Bevor er dagegen protestieren konnte, hörte er das Klicken des Schalters. Schlagartig war Franks Gestalt in der Dunkelheit verschwunden. Ganz klar hatte er es mit einem Irren zu tun. Er hielt die Luft an, ballte die Fäuste. Nichts geschah. „Und wir brauchen erst einen Stromausfall, um zu erkennen, was da oben abgeht“, sagte Frank. Aus Reflex hob er den Kopf. Am Himmel funkelt es. Sterne, dicht an dicht wie Bläschen in der Schaumkrone eines frisch gezapften Biers. Entzückende, zuckende Lichter. Von früher kannte er solche Sternenhimmel. Ohne Straßenlaternen und Leuchtreklamen waren die Nächte auf dem Land ähnlich finster wie diese. Wann hatte er das letzte Mal auf Sterne geachtet? Was da oben abgeht, wiederholte er Franks Worte im Kopf. Er stellte sich vor, wie er Lia morgen davon erzählen würde: „Ich habe mit einem Verrückten zusammen den Himmel beglotzt“, und wie sie darauf nur knapp mit den Schultern zucken würde, als wäre es das Normalste der Welt. Nach einer Weile schaltete Frank die Taschenlampe wieder ein, „Jetzt kann ich schlafen“, und machte sich ohne ein weiteres Wort auf den Weg über die Straße. Erst aus einigem Abstand rief er: „Bis morgen!“, als wären sie seit Ewigkeiten Freunde.

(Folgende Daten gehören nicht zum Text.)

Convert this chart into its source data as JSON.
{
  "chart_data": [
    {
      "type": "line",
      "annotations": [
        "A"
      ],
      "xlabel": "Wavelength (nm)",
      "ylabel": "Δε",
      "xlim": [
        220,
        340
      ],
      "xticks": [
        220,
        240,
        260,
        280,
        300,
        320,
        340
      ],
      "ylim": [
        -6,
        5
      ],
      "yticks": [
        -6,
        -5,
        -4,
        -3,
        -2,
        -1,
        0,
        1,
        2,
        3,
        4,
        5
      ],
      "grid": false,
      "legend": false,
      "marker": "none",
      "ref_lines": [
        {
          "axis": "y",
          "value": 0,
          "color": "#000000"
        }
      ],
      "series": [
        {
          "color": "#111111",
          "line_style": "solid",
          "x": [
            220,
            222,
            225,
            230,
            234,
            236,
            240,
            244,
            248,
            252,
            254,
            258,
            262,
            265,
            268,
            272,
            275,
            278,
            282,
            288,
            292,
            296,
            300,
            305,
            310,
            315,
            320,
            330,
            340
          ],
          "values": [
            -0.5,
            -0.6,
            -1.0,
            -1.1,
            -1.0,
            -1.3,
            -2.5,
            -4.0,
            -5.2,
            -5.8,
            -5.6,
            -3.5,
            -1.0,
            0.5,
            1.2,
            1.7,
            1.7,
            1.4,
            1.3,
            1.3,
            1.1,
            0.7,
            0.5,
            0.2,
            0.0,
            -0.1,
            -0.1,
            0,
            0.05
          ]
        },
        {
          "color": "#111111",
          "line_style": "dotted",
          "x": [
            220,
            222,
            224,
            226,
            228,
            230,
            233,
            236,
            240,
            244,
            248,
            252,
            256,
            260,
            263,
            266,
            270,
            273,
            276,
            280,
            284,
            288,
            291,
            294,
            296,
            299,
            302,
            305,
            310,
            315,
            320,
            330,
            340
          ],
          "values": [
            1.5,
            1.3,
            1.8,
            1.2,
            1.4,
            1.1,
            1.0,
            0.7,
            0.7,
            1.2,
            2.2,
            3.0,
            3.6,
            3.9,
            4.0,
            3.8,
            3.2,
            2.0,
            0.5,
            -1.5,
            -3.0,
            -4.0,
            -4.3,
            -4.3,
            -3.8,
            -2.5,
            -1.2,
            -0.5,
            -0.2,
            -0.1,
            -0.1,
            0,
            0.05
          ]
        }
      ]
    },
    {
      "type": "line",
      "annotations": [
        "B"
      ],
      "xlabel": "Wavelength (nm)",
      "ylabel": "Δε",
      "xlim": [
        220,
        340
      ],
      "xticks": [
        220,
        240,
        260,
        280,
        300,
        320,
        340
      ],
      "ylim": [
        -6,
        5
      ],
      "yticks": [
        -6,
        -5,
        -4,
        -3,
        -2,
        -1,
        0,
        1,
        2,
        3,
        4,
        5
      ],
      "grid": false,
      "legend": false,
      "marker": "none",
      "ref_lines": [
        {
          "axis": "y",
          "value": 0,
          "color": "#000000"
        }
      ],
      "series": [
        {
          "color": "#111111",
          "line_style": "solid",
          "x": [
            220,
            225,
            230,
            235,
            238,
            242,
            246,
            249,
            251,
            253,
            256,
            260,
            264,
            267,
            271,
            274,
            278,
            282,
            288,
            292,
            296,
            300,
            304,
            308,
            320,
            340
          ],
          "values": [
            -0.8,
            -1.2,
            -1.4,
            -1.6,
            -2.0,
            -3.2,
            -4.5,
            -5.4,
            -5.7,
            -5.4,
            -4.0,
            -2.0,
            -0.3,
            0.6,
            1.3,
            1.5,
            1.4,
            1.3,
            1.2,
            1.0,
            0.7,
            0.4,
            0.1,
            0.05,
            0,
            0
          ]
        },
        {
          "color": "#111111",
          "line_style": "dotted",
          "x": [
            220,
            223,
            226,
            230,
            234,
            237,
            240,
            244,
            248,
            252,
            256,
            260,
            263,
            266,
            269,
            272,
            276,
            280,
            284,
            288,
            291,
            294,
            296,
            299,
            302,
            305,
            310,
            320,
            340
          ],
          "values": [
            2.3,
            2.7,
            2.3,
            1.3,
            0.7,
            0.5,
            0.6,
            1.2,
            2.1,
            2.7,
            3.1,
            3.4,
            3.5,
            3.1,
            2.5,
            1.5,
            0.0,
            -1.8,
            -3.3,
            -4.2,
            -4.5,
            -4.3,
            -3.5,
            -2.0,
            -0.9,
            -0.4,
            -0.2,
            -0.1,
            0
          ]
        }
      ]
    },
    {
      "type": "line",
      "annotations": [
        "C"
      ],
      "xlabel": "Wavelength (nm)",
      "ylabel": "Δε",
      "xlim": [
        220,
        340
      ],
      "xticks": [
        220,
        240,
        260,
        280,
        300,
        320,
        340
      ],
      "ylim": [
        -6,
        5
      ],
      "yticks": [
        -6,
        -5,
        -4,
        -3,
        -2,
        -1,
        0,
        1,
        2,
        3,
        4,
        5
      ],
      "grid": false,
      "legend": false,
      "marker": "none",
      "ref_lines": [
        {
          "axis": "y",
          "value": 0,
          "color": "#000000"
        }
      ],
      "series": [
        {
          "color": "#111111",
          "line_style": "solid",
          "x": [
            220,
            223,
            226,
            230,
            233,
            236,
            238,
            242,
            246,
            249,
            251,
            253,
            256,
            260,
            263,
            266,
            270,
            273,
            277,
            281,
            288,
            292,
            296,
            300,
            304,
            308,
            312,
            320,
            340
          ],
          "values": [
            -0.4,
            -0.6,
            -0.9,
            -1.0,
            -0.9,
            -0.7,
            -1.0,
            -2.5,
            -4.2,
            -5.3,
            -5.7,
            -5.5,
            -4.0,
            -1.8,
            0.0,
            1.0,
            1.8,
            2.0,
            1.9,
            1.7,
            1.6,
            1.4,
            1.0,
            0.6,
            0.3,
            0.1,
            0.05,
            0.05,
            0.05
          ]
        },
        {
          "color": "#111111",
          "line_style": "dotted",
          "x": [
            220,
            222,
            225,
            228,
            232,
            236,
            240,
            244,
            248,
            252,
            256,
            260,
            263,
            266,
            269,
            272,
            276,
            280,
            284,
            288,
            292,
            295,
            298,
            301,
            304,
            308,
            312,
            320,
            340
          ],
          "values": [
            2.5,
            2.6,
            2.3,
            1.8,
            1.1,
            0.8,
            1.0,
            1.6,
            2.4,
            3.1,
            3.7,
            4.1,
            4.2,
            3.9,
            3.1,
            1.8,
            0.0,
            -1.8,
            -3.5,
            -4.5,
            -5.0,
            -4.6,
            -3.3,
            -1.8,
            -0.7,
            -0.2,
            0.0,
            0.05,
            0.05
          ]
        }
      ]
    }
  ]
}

Plötzlich wurde ihm alles klar: Früher oder später würde sich ein Auto in die Straße verirren, Scheinwerferlicht auf die Häuserfassaden werfen, ein schmaler Streifen Gewissheit, so schnell wieder verschwunden, wie er aufgetaucht wäre, doch unübersehbar. Es würde zu dämmern beginnen, die Vögel würden zu plaudern anfangen und schließlich würde die Sonne zuverlässig über den Horizont kriechen. Und irgendwann, davor oder danach, würde der Strom zurückkommen und mit ihm Bowies Gesang und die Heroes würden auferstehen, einen Tag lang für immer, und er würde weitermachen, weil es das war, was man eben tat: weitermachen.